Adverse reactions to food may be due to immunologic or non-immunologic causes. Immunologic conditions include antibody-mediated reactions to foods. This happens because the food contains certain epitopes that closely resemble antigens on other microbes or biologic matter, including spores and pollen.
Adverse reactions to non-toxic foods that are caused by non-immunologic mechanisms are called food intolerances. When they are immunologically mediated, they are food allergies. Food intolerances make up the majority of food sensitivity reactions. True food allergies are much rarer, comprising only 2 – 5% of all food-induced reactions.
Both food intolerance and food allergies produce a wide spectrum of symptoms. These may include cutaneous, vascular, gastrointestinal and respiratory symptoms.
In food allergies, cutaneous symptoms are the most common reactions. Isolated respiratory symptoms are never seen in a food allergy. However, anaphylactic reactions are seen only with food allergies, and may be life-threatening.
Food allergies are highly specific and occur only in response to particular food components. A minute amount of the allergen is sufficient to set off a reaction. In contrast, food intolerances are non-specific and require a threshold amount of the food to produce symptoms.
Onset and Associated Conditions
Food allergies begin to produce symptoms within minutes of ingestion of the offending food. Immunoglobulin E (IgE)-mediated reactions are characterized by their beginning within 2 hours at most from the time of ingestion. Food intolerances are characterized by a delay of several hours between the time of eating the food and the onset of symptoms, which often last for days afterwards.
The history of a person with true food allergy will often be positive for an atopic disorder, such as asthma, allergic rhinitis or eczema. Eczema occurring within the first 12 months of life is often linked to certain food allergies and there may be a family history of food allergy. Food intolerances are not linked to a history of allergies or atopy.
Diagnostic tests for food allergy include skin prick testing and IgE measurements for antibodies to specific foods. The history is important in suggesting which foods are to be tested as most allergy tests are sensitive rather than specific. In addition, the history helps to find out whether the IgE levels truly reflect a state of allergy. In food intolerance, specific serum IgE is not found to be raised.

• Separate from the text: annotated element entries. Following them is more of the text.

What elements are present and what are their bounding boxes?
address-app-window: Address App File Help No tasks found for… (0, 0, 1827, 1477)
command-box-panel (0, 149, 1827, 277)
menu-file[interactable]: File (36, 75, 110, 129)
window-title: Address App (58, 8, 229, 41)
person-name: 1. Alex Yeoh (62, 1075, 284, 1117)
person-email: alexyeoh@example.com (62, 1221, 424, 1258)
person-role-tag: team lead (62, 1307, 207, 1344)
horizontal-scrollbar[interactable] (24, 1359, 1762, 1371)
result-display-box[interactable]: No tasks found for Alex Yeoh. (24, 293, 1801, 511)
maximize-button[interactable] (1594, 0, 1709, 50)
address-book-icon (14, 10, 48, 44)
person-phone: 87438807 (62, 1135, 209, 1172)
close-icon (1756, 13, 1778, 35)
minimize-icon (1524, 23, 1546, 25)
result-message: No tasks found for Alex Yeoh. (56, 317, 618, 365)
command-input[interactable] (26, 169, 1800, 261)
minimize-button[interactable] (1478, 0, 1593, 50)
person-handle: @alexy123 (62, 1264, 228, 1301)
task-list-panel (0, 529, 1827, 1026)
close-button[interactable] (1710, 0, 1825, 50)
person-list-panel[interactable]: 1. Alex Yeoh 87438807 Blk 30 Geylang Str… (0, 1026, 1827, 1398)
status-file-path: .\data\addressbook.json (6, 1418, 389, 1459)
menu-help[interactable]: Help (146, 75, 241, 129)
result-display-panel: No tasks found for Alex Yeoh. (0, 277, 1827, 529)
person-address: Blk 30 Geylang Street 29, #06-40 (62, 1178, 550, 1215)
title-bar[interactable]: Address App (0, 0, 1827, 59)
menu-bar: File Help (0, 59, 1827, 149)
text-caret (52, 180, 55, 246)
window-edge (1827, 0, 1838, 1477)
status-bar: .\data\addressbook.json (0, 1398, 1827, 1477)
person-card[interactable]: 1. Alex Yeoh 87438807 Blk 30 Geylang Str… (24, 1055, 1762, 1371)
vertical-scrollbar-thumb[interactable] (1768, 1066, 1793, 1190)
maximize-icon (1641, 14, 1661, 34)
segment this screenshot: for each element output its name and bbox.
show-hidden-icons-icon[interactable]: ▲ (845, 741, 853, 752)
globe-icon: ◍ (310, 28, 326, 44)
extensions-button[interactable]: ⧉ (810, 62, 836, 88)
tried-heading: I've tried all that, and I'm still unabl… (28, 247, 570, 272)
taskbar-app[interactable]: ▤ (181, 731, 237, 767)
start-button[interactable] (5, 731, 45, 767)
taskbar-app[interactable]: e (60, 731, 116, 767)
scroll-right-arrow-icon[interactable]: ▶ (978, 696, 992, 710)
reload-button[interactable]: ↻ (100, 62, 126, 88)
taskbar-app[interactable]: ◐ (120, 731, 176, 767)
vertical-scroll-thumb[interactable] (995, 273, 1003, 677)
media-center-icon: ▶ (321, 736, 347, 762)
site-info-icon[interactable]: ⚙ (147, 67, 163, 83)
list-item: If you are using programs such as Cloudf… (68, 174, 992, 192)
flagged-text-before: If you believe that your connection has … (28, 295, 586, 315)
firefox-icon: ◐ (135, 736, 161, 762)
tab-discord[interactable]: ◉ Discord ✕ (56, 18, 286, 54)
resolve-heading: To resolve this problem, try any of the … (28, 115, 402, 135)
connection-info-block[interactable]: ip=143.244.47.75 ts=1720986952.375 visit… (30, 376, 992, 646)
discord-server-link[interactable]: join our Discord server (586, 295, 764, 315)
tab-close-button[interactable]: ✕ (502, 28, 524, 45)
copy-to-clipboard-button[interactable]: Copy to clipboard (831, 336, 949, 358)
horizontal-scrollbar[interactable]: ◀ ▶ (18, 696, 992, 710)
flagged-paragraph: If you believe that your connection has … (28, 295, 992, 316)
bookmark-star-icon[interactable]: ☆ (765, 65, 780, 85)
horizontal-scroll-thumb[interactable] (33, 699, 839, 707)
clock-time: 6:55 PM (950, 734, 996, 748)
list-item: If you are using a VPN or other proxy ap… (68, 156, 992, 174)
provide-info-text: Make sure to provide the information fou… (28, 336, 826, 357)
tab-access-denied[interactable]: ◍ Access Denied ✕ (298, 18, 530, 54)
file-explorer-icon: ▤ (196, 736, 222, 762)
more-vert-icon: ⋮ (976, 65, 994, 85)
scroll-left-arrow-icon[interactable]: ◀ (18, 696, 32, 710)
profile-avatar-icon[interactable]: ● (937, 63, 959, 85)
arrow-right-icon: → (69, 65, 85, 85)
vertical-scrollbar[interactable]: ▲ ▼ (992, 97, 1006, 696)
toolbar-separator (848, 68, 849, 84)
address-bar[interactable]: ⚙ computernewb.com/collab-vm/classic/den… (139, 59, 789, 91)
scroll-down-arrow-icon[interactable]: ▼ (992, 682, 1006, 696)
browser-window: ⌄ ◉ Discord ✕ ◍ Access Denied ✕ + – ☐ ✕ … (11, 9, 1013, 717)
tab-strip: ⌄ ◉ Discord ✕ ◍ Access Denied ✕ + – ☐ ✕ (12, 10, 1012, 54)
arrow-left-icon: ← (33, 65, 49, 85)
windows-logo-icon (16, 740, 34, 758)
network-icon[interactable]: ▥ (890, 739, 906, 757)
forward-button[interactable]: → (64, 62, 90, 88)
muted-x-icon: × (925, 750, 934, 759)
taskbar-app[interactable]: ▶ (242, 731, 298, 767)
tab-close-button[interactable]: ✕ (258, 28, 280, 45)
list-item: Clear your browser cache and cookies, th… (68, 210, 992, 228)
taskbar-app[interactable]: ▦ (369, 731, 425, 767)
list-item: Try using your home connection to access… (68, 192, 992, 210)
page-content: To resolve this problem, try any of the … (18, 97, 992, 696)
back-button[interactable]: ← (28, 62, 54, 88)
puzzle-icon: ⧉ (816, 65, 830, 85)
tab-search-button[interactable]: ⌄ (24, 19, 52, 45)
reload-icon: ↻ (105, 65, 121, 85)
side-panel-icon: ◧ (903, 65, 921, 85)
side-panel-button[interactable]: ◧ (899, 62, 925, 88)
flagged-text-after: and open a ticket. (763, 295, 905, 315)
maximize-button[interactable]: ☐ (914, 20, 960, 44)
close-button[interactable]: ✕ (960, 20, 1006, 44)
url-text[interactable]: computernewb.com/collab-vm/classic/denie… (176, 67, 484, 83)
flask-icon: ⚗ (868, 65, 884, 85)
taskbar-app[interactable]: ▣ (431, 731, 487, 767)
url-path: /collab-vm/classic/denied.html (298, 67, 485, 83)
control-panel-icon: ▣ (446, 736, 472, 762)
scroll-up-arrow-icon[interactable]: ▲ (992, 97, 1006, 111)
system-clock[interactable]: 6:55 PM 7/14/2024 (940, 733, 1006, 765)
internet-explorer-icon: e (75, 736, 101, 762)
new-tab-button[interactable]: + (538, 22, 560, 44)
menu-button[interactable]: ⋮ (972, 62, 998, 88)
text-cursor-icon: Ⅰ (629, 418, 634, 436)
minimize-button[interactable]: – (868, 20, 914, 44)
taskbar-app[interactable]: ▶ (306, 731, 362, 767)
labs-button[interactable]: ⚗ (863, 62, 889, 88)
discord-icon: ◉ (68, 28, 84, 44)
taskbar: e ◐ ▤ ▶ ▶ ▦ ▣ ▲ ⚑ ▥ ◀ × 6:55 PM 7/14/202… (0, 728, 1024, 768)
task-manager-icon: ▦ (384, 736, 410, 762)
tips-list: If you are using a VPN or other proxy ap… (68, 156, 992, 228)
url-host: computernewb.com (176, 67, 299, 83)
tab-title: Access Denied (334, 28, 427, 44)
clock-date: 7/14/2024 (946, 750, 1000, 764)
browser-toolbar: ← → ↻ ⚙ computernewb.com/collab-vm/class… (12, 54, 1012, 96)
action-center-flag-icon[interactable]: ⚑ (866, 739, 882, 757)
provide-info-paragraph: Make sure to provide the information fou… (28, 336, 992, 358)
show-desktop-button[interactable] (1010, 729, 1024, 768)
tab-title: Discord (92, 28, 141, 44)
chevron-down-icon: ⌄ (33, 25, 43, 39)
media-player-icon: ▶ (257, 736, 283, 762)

Finally, these tests cannot help to distinguish between sensitization to an allergen in food, in the form of IgE antibodies circulating in the blood, and clinical allergic states, in which IgE is bound to mast cells resulting in mediator release from the mast cell granules. For this reason, an oral food challenge is often crucial to bring out the presence of the food allergy rather than just circulating antibodies to a particular food. This test is important when the history and the IgE level suggests that allergy to a food is possible, but it is not certain. It may be omitted when the level of possibility is high.
On the other hand, food intolerances cannot be diagnosed by immunologic skin prick or IgE measurements. Instead, elimination tests may be useful in delineating the role of a suspected food in producing symptoms. The food elimination test should be under the supervision of a dietitian and confirmation is provided by reintroducing the food in small amounts after a period of time.
In short, food allergy is characterized by the immediate onset of symptoms following exposure to an allergen in food, with acute symptoms. Anaphylactic reactions may occur. On the other hand, food intolerance symptoms are delayed and prolonged, and are never anaphylactic reactions. Serum IgE levels are raised with reference to the allergenic foods in food allergy, but never in food intolerance.